お肉の肉厚に対して野菜のしゃきっとした感触が非常に合っておいしい。この世界では基本的に塩以外の調味料は貴重だ。故障などが使われるのももっぱら貴族とかの料理だ。つまりこのパンは、塩しか使ってないにもかかわらずここまでおいしいのだ。料理人の腕の高さがうかがえる。リアに行った手は目をキラキラさせながらかぶりついている。


(あったかいなあ。)


スープもかなりあっさりとしたものですぐにのどを通った。最終的にリアがパンをお代わりして朝食を終えた。私は、スープとパンでもう満足です。


◇◇◇


朝食を食べ終わったら私は、リアと別れる。大通りを通って街の中央の広場まで目指す。そうしたらすぐ近くにある冒険者ギルドの扉を開ける。


(うわぁ。)


朝なのもあり、酒臭いということはないのだが昨日とは違った熱気が広がっている。


(私もあれに加わらないといけないの?)


冒険者ギルドでは、依頼は新しい依頼は朝に張り出される。私が来たのは朝。時計がないので正確ではないが前世の時間としては大体7時ぐらいだろう。依頼が張り出された場所にはたくさんの冒険者が群がっている。スーパーのバーゲンセールみたいになっている。体格的に小さいので入ることもできるが十中八九押し出されるのが目に見えているので静かに見守ることにした。

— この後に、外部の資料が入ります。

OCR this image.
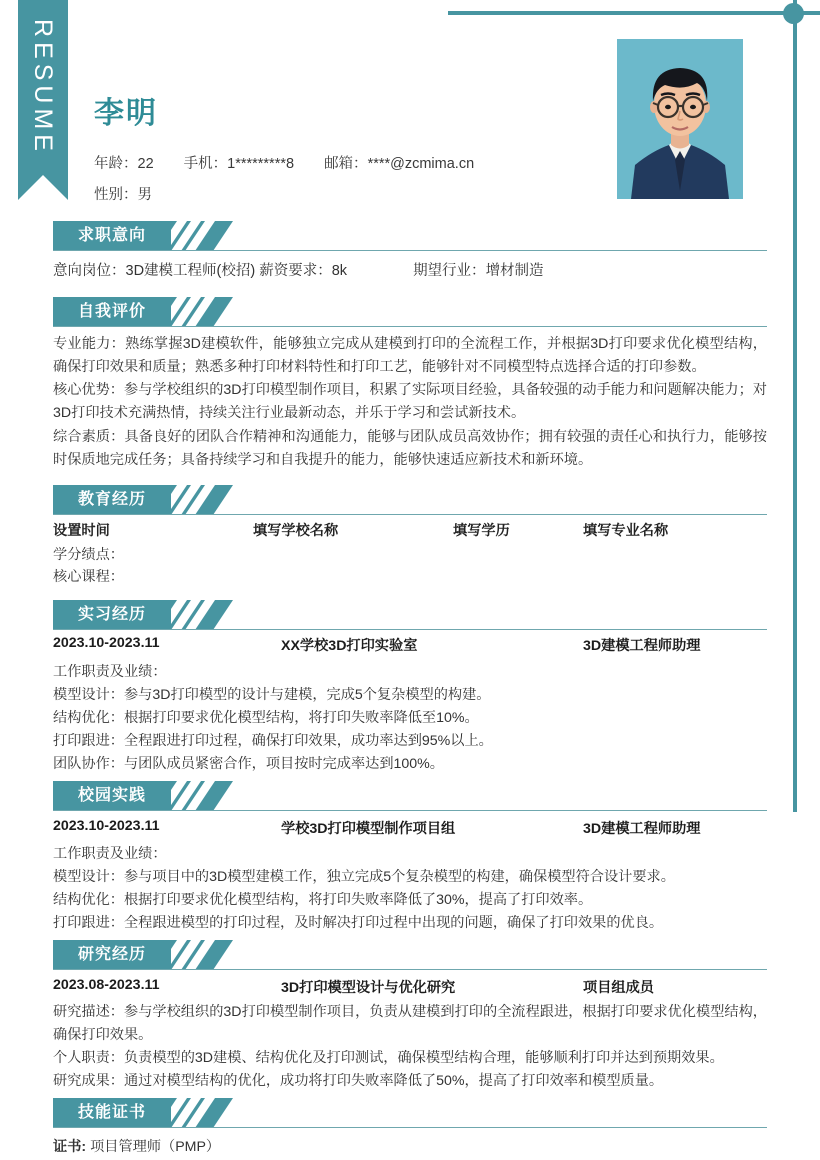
RESUME	李明
年龄：22 手机：1*********8 邮箱：****@zcmima.cn
性别：男
求职意向
意向岗位：3D建模工程师(校招) 薪资要求：8k	期望行业：增材制造
自我评价
专业能力：熟练掌握3D建模软件，能够独立完成从建模到打印的全流程工作，并根据3D打印要求优化模型结构，确保打印效果和质量；熟悉多种打印材料特性和打印工艺，能够针对不同模型特点选择合适的打印参数。
核心优势：参与学校组织的3D打印模型制作项目，积累了实际项目经验，具备较强的动手能力和问题解决能力；对3D打印技术充满热情，持续关注行业最新动态，并乐于学习和尝试新技术。
综合素质：具备良好的团队合作精神和沟通能力，能够与团队成员高效协作；拥有较强的责任心和执行力，能够按时保质地完成任务；具备持续学习和自我提升的能力，能够快速适应新技术和新环境。
教育经历
设置时间	填写学校名称	填写学历	填写专业名称
学分绩点：
核心课程：
实习经历
2023.10-2023.11	XX学校3D打印实验室	3D建模工程师助理
工作职责及业绩：
模型设计：参与3D打印模型的设计与建模，完成5个复杂模型的构建。
结构优化：根据打印要求优化模型结构，将打印失败率降低至10%。
打印跟进：全程跟进打印过程，确保打印效果，成功率达到95%以上。
团队协作：与团队成员紧密合作，项目按时完成率达到100%。
校园实践
2023.10-2023.11	学校3D打印模型制作项目组	3D建模工程师助理
工作职责及业绩：
模型设计：参与项目中的3D模型建模工作，独立完成5个复杂模型的构建，确保模型符合设计要求。
结构优化：根据打印要求优化模型结构，将打印失败率降低了30%，提高了打印效率。
打印跟进：全程跟进模型的打印过程，及时解决打印过程中出现的问题，确保了打印效果的优良。
研究经历
2023.08-2023.11	3D打印模型设计与优化研究	项目组成员
研究描述：参与学校组织的3D打印模型制作项目，负责从建模到打印的全流程跟进，根据打印要求优化模型结构，确保打印效果。
个人职责：负责模型的3D建模、结构优化及打印测试，确保模型结构合理，能够顺利打印并达到预期效果。
研究成果：通过对模型结构的优化，成功将打印失败率降低了50%，提高了打印效率和模型质量。
技能证书
证书: 项目管理师（PMP）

しばらくしたのち人がまばらになったので先ほどまで多くの人がいた場所に駆けつける。


(うーん。)


やはり先ほどまで多くの人が奪い合ってたのもあり、めぼしいものはほとんどない。


(やっぱ最初だし、これかな。)


私が手に取ったのは、薬草採取の依頼。薬草を3束見つけてほしいという物。報酬は、薬草3束に付き200ギル。ギルはこの世界でのお金の単位だ。分かりやすく言えば


1ギル=1円


10ギル=小銅貨1枚


100ギル=大銅貨1枚


1000ギル=銀貨一枚


10000ギル=金貨一枚


貨幣の価値としてはこんなもんだと思う。ちなみに金の卵の一泊がご飯付きで銀貨4枚。二人部屋で6枚なのでさっさと稼がないと大変なことになる(涙目)。しかもお風呂などないので体を洗いたい場合は濡れたタオルなどで体をふくことになるがそれにもお金がかかる。世の中世知辛いのじゃあ~。


「あっ、お姉さん。」


「お姉さん?あっ、私の名前はカノンよ。エルちゃん。」


受付のところに行くと昨日冒険者登録をしたときにいたお姉さんがいた。カノンさんというらしい。名前昨日聞けてなかったから助かる。


「それでカノンさん。この依頼を受けたいんですけど。」


「薬草探し?あぁ、常設依頼のやつね。最初というのも考慮しても問題ないわね。はい、依頼書ちゃんとなくさないようにね。」


「はい、気を付けますね。」


「あぁ、それと昨日。路地裏の近くで冒険者の氷像が見つかったんだけどエルちゃん知らない?」


「え、えっとぉ。」


私がそういった瞬間にカノンさんの瞳がすっと薄まった。その目からは穏やかではあるものの逃がすつもりはないという意思を感じる。


私は、前世から嘘をつくのが苦手だ。今も両手の人差し指を互いにつんつんさせながら視線を思いっきりそらしてもじもじしている。はたから見れば自分が原因ですよと述べているようなものである。


「えっと、何があったの?」


これ以上逃げられるような気もしないので昨日あったことを正直に述べる。するとその直後にカノンさんが頭を抱えだした。その直後にすぐさま笑顔を取り戻した。ただし目は全く笑ってなかったが。


「うん。それは、あいつらが悪いわ。エルちゃん、私はちょっとしてくるから。気を付けてね。」


「はいっ。カノンさんもお気をつけて。」


私は、この瞬間カノンさんは起こらせないようにしようと思った。